This post is part of the Two Point Oh collection explaining concepts in Ethereum 2.0, now known as Serenity. In this part, we'll talk about two parallel versions of ether and what that means.
We recommend you read the Introduction to Validators and Introduction to Beacon Chain first in order to hit the ground running.
"So what's all this about two ethers? Do you mean 2 eth, Bruno?"
No, inquisitive reader! I mean literally two kinds of ether. Like a real ether and a bizarro ether. Two different native tokens/currencies of the Ethereum network. 😱
It's the Registration Contract's Fault!
Remember how we said that in order to become a Validator you'd have to commit a stake of exactly 32 ether into a registration contract on the current proof-of-work chain, which would then generate a receipt recognizable by the beacon chain?
That receipt serves as your permission slip to be a validator, but where does the 32 eth go?
The 32 eth is what we call burned - forever locked in an address it cannot be retrieved from.
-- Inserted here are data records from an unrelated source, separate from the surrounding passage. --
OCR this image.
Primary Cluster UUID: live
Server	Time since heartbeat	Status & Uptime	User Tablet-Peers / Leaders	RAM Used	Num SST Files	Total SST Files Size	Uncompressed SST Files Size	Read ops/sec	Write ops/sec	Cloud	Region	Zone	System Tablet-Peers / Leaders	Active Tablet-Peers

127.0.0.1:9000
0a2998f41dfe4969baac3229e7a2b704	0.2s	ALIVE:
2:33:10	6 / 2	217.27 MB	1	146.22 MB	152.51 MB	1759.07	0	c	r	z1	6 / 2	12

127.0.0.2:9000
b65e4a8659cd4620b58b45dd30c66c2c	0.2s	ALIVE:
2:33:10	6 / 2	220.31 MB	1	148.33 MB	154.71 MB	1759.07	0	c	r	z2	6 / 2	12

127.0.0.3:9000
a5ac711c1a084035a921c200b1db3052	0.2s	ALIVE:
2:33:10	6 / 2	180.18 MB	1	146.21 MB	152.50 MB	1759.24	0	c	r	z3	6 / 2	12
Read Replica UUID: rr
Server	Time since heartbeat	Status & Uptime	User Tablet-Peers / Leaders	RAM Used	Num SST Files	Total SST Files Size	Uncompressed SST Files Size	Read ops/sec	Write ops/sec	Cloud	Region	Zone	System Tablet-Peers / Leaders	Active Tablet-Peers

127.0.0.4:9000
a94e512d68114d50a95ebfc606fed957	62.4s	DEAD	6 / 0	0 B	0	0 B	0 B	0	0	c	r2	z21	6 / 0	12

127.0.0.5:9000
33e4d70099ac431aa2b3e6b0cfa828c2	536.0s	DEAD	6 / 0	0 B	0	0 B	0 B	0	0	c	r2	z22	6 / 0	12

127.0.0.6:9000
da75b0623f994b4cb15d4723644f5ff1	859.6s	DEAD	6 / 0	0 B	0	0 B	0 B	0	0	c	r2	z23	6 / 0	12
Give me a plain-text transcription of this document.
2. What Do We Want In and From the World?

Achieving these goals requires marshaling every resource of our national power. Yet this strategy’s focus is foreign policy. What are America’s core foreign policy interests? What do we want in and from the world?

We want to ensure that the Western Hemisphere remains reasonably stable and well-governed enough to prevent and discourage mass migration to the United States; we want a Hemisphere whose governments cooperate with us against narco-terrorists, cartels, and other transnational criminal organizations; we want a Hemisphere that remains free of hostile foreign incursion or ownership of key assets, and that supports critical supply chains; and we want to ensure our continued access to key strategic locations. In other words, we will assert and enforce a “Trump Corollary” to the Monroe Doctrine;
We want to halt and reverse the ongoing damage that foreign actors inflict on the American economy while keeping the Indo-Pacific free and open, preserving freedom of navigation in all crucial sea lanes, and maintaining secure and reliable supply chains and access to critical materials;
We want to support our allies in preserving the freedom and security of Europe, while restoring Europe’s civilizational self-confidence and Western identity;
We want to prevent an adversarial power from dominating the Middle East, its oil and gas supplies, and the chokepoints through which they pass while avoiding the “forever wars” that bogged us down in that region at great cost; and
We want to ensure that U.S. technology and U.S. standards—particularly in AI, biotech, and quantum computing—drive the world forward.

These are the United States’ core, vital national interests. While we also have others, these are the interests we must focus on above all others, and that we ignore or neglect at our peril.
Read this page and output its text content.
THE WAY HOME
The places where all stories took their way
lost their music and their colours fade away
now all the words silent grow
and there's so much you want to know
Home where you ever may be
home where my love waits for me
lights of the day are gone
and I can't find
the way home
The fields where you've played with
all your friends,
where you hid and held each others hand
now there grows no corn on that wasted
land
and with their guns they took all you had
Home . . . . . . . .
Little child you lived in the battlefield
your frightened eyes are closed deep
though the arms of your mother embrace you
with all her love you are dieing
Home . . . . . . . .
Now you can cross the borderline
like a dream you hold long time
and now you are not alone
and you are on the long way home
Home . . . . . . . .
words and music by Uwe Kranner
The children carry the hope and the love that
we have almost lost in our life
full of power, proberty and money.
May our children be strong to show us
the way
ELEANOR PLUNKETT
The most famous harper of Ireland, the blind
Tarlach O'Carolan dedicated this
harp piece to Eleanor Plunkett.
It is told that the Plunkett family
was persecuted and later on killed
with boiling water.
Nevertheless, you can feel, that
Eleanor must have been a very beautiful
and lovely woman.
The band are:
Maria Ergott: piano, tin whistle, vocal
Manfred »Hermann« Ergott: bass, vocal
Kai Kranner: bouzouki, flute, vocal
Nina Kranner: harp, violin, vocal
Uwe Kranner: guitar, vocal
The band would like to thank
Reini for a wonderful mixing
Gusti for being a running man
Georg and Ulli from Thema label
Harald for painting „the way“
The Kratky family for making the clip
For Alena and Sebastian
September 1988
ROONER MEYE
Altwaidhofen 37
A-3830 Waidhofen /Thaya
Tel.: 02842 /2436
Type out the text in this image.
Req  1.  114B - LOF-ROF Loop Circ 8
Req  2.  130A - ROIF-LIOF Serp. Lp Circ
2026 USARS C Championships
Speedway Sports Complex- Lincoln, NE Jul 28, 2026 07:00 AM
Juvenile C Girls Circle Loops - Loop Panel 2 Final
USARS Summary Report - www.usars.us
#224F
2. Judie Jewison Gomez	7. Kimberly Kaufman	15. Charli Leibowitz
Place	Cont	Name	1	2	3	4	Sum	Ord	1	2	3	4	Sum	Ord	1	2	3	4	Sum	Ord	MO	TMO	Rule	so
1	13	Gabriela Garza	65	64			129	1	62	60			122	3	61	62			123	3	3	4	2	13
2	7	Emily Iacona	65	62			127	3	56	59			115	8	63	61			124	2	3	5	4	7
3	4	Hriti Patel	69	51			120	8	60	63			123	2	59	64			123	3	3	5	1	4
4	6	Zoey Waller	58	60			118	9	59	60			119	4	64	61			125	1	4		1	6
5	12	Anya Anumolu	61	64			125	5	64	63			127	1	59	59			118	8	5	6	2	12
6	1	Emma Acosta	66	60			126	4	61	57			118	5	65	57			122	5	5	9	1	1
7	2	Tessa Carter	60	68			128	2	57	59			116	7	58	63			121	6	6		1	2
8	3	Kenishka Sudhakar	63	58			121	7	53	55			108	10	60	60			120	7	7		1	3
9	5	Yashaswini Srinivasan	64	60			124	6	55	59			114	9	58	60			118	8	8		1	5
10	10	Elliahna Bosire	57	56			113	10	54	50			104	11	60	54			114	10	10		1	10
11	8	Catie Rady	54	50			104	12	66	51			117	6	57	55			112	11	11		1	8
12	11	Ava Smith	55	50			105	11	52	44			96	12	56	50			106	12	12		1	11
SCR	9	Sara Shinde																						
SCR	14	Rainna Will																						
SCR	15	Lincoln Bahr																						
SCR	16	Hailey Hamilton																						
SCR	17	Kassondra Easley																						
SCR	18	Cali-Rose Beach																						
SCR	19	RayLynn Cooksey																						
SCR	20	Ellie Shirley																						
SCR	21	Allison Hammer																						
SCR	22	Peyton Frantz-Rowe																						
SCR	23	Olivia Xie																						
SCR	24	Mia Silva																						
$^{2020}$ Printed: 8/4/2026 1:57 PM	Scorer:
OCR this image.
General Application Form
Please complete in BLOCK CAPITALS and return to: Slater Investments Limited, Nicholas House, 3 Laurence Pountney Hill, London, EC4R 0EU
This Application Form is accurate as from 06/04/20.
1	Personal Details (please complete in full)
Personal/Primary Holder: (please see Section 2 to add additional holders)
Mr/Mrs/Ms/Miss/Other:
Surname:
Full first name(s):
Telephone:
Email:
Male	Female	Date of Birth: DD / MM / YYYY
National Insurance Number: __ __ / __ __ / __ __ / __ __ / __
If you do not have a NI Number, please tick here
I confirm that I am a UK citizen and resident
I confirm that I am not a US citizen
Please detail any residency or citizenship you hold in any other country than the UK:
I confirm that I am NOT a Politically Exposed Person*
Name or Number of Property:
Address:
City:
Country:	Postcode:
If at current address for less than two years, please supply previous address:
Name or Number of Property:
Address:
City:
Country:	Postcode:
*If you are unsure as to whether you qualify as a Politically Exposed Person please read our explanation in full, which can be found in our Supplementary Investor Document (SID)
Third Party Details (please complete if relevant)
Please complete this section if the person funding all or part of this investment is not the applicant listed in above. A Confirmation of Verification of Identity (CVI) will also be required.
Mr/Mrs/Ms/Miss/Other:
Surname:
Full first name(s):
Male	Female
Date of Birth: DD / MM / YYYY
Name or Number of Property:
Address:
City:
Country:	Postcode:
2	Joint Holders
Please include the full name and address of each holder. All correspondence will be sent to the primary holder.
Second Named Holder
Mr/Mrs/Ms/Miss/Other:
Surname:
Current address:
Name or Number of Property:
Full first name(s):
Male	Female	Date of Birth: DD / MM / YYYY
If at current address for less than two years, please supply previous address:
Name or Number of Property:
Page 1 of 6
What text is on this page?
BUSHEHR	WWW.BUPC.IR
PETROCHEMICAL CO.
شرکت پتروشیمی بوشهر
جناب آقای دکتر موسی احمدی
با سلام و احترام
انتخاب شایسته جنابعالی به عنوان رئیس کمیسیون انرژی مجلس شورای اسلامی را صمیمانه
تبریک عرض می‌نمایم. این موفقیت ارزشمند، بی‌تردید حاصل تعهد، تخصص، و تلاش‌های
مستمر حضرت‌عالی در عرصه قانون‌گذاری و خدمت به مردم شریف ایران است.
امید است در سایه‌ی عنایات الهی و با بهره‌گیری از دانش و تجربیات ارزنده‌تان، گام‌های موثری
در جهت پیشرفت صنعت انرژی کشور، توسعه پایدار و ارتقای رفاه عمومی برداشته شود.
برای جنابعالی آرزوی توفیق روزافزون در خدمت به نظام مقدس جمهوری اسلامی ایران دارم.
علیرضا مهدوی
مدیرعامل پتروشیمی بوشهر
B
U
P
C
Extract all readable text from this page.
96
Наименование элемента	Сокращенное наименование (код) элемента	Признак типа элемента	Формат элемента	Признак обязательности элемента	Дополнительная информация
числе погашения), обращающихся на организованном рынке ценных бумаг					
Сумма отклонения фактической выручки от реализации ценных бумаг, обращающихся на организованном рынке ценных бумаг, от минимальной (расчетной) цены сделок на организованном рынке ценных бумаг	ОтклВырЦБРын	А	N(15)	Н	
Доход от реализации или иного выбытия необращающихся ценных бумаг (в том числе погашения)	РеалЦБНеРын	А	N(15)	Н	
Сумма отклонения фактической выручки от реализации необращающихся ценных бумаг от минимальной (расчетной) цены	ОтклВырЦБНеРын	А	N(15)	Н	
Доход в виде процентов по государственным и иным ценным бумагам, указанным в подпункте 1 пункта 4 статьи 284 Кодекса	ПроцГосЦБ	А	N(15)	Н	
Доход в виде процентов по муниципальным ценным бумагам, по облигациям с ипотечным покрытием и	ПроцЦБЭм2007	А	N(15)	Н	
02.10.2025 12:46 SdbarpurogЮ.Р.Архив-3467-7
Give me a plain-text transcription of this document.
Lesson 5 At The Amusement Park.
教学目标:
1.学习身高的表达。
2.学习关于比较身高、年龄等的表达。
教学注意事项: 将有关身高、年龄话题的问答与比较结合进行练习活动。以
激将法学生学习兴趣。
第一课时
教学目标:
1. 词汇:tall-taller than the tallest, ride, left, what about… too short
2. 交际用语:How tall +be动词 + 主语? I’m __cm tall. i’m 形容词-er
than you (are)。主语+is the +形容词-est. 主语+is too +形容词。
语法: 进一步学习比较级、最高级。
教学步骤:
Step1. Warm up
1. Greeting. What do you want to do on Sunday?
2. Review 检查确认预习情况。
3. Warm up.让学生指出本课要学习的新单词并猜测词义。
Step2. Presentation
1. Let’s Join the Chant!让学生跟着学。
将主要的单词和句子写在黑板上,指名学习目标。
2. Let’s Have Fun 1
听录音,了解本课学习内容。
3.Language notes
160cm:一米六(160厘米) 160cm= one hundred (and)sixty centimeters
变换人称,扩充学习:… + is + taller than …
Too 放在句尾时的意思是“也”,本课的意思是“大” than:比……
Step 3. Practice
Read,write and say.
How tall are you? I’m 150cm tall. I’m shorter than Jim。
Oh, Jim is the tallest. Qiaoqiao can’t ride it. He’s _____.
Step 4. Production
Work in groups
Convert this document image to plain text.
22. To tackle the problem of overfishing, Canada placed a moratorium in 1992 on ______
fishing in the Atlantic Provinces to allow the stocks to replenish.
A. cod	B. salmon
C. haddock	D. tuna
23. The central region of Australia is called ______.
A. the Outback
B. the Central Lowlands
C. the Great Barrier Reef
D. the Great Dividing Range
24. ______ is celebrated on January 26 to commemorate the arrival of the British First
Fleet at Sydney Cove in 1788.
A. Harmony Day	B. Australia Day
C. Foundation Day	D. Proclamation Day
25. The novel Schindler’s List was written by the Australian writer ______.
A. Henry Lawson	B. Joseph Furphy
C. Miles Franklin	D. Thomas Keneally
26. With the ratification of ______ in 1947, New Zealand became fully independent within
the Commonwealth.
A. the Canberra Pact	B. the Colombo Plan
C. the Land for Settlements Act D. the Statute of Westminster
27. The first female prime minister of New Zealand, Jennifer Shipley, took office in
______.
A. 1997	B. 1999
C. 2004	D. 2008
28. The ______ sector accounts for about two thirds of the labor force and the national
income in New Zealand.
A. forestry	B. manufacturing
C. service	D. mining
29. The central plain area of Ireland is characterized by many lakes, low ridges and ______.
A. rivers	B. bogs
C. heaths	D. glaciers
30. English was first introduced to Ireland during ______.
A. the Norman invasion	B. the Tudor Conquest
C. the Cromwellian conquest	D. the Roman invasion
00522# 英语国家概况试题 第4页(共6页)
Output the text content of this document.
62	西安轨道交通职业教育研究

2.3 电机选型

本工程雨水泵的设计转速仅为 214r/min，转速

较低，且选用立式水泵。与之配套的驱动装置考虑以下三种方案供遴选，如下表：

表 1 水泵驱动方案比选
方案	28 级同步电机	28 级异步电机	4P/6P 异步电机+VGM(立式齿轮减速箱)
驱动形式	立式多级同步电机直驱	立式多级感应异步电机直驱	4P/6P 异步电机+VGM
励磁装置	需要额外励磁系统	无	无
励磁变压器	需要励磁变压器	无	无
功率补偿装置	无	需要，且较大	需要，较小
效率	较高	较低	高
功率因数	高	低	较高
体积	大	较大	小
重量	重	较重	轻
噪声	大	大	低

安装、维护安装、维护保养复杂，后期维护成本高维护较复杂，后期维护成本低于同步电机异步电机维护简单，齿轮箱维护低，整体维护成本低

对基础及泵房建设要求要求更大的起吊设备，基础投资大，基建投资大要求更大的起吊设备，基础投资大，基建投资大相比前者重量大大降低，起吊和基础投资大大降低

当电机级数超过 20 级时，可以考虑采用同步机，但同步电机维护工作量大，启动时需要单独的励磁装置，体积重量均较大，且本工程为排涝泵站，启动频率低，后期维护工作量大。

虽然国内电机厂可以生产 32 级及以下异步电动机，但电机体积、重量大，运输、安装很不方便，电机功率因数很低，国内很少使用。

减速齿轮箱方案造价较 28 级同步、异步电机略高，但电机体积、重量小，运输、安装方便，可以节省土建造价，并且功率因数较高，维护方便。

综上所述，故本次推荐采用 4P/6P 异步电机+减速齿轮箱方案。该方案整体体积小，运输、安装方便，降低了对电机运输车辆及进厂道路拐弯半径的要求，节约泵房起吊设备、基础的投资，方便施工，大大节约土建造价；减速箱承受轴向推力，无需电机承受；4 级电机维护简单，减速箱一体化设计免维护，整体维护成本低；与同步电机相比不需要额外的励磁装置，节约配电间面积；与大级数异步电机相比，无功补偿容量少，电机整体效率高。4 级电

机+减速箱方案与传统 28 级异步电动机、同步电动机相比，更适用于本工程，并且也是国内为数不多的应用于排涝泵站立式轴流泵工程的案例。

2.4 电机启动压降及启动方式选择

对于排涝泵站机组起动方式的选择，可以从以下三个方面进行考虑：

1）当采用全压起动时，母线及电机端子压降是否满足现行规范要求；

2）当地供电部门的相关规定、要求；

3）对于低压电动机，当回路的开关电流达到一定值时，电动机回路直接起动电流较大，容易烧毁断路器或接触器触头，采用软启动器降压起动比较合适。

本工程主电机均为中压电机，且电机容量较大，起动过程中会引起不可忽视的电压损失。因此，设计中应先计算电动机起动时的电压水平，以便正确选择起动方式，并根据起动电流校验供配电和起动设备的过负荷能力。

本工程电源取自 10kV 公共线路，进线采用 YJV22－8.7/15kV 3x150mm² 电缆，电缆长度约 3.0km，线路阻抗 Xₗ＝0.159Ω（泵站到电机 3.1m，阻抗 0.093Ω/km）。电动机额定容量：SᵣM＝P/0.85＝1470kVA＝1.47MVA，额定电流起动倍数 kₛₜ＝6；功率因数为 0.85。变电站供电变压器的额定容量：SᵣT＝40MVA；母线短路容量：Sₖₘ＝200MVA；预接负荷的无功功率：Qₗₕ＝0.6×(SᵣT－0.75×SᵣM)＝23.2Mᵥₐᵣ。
In fact, if you send ether to a null address (
0x0), you accomplish the same thing - the ether is stuck in an address no one can ever generate a key for, and effectively ceases to exist except behind this impenetrable glass case for everyone to see but no one to touch.
So the registration contract locks up our eth, okay. What does that have to do with two ethers? And how is burned ether a stake, if it's burned at the stake? (I'm sorry, I'm about to become a dad, so dad jokes and puns are becoming normal to me)
When you lock up your eth for staking this way, there is technically no way to get it back out. However... The registration contract will accept more than just the ether needed for staking. What actually happens is you call (through a client like Nimbus) a so called payable function: a function that can accept ether. Along with 32 ether, you also pass in some additional data, among which is the ID of the shard to which you will be withdrawing your ether on exit from the validators pool. So if you stop being a validator, your stake is withdrawn to a specific shard onto a specific ethereum address (more on sharding in Two Point Oh: Sharding).
We mentioned previously that shards would come later - after the beacon chain is up and running - and that even then shards wouldn't have state transitions at first (no smart contracts). So the beacon chain ether won't be useful even when you'll be able to withdraw it to some shards until late in the game. Therefore, the PoS ether "created" by receipts of PoW ether deposits on the registration contract is also ether, but markedly different from the PoW ether in that:
- it won't have any utility for a long time
- it cannot be turned back into PoW because there is no deregistration contract, only validator-exit functionality which can only withdraw ether to a sharded address
But... but... markets!
If there are two ethers, one mock ether on the PoS chain that won't have a use case beside staking and earning dividends for a while, and one "real" ether that's the one we've been using so far on the PoW chain, won't that split the market, influence total supply numbers and inflation percentages, and wreak havoc in trading circles causing people to do arbitrage between the two types?
The answer is: probably not, but it depends on how the various websites and exchanges will visualize this.
The case against market chaos is that websites like CMC and similar price aggregators still have access to the public side of the blockchain, including its total supply and inflation amount values. Therefore, CMC and similar websites can make an edge case in which they sum the numbers of the two Ethereums and show information that way. What about separate prices for the two ethers (arbitrage)?
The case against arbitrage is the fact that you cannot take PoS ether back into PoW ether, and you cannot trade PoS ether (initially). This one-way street makes arbitrage impossible. You'll only be able to keep trading in PoW ether. Once PoS ether can be moved around, we'll have two active tokens which can be moved independently, yes, but once PoS ether can be moved around as well, it won't be long until one of two possible things occurs:
- Either state transitions are imminent and a deregistration contract will become an option, making it possible to move PoS ether to PoW ether, equalizing price or
- The PoW chain will be turned into a legacy shard or an archive contract (more on that in Two Point Oh: The Legacy Shard) and PoW ether will be phased out with an auto-conversion into PoS ether on matching addresses (backwards compatible).
That said, yes, it is not impossible that for a short while we'll have two different incompatible ether types active at the same time. How this is going to be resolved remains to be seen. Rest assured, however, that they'll both walk off into the sunset amicably.
So, TL;DR. During the transition phase while the PoW Ethereum still exists and PoS Ethereum is being developed, there will be two different ether tokens. One will be used as gas and block reward on the proof of work chain, the other will be used as stake (and reward) on the PoS chain. The former can become the latter, but not vice versa. It will only make sense to move your PoW ether to PoS ether if you want to be a beacon chain early adopter and take advantage of higher staking rewards in the early period while things are still being worked on. It will not be useful for anything else for a good while, so it's advisable to keep your PoW ether if you actually use it for smart contracts, dapps, or trades.